Кажется, что все они в другой вселенной.
– Не беспокойтесь, – словно издалека долетает до меня мой собственный голос. – Я напишу вам кое-что еще. Кое-что получше. Клянусь.
– Что ж, я рада это слышать, Элиза. – В ее голосе звучит облегчение. – Искренне на это надеюсь. О, и просто чтобы уточнить: для интервью точно все готово?
Мои мысли опять переключаются на Кэза, и горло сжимается. В какой-то момент я, наверно, еще могла бы аккуратно предупредить ее о том, что он, «пожалуй-скорее-всего», не придет, но теперь это невозможно. Как раз сейчас моя судьба в «Крейнсвифте» определяется моим эссе и моими отношениями с Кэзом; я не могу облажаться еще и в этом.

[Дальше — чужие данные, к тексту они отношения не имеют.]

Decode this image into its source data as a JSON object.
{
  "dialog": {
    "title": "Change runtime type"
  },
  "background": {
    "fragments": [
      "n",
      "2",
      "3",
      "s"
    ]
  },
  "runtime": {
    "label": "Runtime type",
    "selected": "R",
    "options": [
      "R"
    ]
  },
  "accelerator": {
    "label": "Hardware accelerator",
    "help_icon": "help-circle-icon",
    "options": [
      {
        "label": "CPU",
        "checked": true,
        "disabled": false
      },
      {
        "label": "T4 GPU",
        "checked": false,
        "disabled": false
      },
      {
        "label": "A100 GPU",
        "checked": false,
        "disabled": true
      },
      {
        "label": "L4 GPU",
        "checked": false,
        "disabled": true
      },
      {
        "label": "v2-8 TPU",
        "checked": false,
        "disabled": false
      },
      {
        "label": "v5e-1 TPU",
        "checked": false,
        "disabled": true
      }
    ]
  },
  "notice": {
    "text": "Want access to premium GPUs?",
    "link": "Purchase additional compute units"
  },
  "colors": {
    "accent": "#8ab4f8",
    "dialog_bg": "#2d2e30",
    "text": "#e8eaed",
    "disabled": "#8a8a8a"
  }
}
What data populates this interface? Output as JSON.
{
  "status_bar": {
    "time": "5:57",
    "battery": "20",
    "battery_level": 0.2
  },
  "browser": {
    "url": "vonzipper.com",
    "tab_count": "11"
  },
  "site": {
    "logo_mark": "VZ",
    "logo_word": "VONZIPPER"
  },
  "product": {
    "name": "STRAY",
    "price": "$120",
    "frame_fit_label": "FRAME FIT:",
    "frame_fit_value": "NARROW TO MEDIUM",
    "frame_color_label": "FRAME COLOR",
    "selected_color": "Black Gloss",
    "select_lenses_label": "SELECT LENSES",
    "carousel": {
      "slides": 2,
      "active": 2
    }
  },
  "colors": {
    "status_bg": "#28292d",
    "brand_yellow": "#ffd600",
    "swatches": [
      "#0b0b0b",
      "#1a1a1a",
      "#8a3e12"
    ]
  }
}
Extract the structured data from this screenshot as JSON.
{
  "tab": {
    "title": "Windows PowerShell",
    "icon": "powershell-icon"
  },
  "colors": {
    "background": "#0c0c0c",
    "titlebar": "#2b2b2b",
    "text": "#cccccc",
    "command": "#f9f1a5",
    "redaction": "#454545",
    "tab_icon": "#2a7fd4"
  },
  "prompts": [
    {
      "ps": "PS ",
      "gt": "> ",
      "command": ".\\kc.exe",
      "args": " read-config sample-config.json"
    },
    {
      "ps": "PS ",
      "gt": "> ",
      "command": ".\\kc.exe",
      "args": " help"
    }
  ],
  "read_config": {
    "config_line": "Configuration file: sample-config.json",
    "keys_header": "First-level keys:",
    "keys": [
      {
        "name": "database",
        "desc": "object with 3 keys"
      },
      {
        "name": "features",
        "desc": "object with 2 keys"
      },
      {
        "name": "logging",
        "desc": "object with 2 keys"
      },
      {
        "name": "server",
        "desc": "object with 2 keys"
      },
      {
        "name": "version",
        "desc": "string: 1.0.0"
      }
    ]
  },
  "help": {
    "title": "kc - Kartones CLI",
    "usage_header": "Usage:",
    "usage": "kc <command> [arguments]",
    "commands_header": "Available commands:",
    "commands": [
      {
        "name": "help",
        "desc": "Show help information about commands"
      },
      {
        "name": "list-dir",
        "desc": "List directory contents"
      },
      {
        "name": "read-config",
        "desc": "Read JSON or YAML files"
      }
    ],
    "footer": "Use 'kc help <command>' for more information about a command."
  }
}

– Да, – говорю я с фальшивой оживленностью. – Конечно.
Как только разговор завершается, я хватаю свой ноут и перечитываю статью, отправленную Саре. Где-то спустя четыре абзаца я осознаю с уколом боли: все так, как она сказала. Текст и правда кажется вымученным. Хотя это авторская статья, читается она, как один из тех ужасных новостных сюжетов, сгенерированных нейросетью. В ней нет страсти. Нет динамики. Нет искры.
Потому что, если уж быть абсолютно честной хотя бы перед собой… меня не волнует эта тема. Никогда не волновала. Просто мне взбрело в голову, что вещи такого рода производят впечатление.